Brunei, Malaysia, the Philippines and Vietnam dispute tracts of the South China Sea with Beijing, which claims 90% of the resource-rich waterway and has a military lead over the other countries. The United States backs the Philippines and Vietnam in resisting Chinese expansion in the sea.

Southeast Asian factories depend on Chinese companies as a source of raw materials, while consumers look to China for shipments of inexpensive daily goods.

Southeast Asian countries hope the United States will do more to end its 4-year-old trade dispute with China before import tariffs on both sides spill into other parts of the economy, said Jayant Menon, visiting senior fellow with the ISEAS-Yusof Ishak Institute's Regional Economic Studies Program in Singapore.

The U.S. Securities and Exchange Commission is now eyeing 80 Chinese firms for possible removal from American stock markets, a key source of capital.

"I guess ASEAN leaders would be keen to get some reassurance that there is a commitment towards resolving this trade war sometime down the track," Menon said.
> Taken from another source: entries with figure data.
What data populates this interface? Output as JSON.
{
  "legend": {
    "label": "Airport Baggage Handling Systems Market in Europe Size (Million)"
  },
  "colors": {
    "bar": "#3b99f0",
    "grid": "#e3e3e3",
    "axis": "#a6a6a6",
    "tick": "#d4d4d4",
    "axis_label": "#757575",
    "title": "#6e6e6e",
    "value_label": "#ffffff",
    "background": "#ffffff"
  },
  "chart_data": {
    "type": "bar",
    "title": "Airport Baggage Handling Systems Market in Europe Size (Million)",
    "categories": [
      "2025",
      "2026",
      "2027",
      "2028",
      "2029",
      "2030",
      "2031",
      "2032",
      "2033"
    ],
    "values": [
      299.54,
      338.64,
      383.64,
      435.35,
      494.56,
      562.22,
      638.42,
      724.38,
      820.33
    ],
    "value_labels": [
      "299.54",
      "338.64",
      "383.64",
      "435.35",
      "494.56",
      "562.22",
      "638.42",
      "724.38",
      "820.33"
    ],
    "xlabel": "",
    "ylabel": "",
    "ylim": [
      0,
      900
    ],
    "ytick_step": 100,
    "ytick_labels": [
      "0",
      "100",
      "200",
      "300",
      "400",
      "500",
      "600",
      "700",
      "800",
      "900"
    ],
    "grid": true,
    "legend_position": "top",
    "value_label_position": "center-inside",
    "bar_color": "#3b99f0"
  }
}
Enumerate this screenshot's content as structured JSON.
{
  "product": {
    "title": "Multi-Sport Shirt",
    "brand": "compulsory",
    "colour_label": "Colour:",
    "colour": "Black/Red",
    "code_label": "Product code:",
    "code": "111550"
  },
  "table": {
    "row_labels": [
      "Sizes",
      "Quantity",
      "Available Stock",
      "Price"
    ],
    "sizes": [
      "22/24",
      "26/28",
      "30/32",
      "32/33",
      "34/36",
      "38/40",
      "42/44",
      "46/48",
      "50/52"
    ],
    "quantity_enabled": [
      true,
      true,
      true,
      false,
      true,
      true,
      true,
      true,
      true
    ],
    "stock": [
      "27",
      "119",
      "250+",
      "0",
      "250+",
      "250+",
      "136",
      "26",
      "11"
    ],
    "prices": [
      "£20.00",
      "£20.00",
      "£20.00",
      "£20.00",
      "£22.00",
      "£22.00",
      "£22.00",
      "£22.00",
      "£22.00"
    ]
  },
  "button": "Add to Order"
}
Liu Pengyu, spokesperson for the Chinese embassy in Washington, D.C., encouraged the United States to do more for Asia.

"China hopes that when participating in regional cooperation with East Asia countries, the U.S. will abandon the Cold War mentality and … do more things conducive to regional peace, development and prosperity," he said.

Too early for deals?

The summit this week will not produce any formal economic-related agreements, experts predict. But language in any joint statements could signal where the ASEAN goes next with the United States, Rabena said.

Biden will meet ASEAN leaders on Friday to "recognize (an) ASEAN central role in delivering sustainable solutions to the region's most pressing challenges," White House press secretary Jen Psaki told reporters last week.

Statements from the summit will probably allude to avoidance of future health crises, measures to ease climate change and steps toward a "green" economy, Menon said.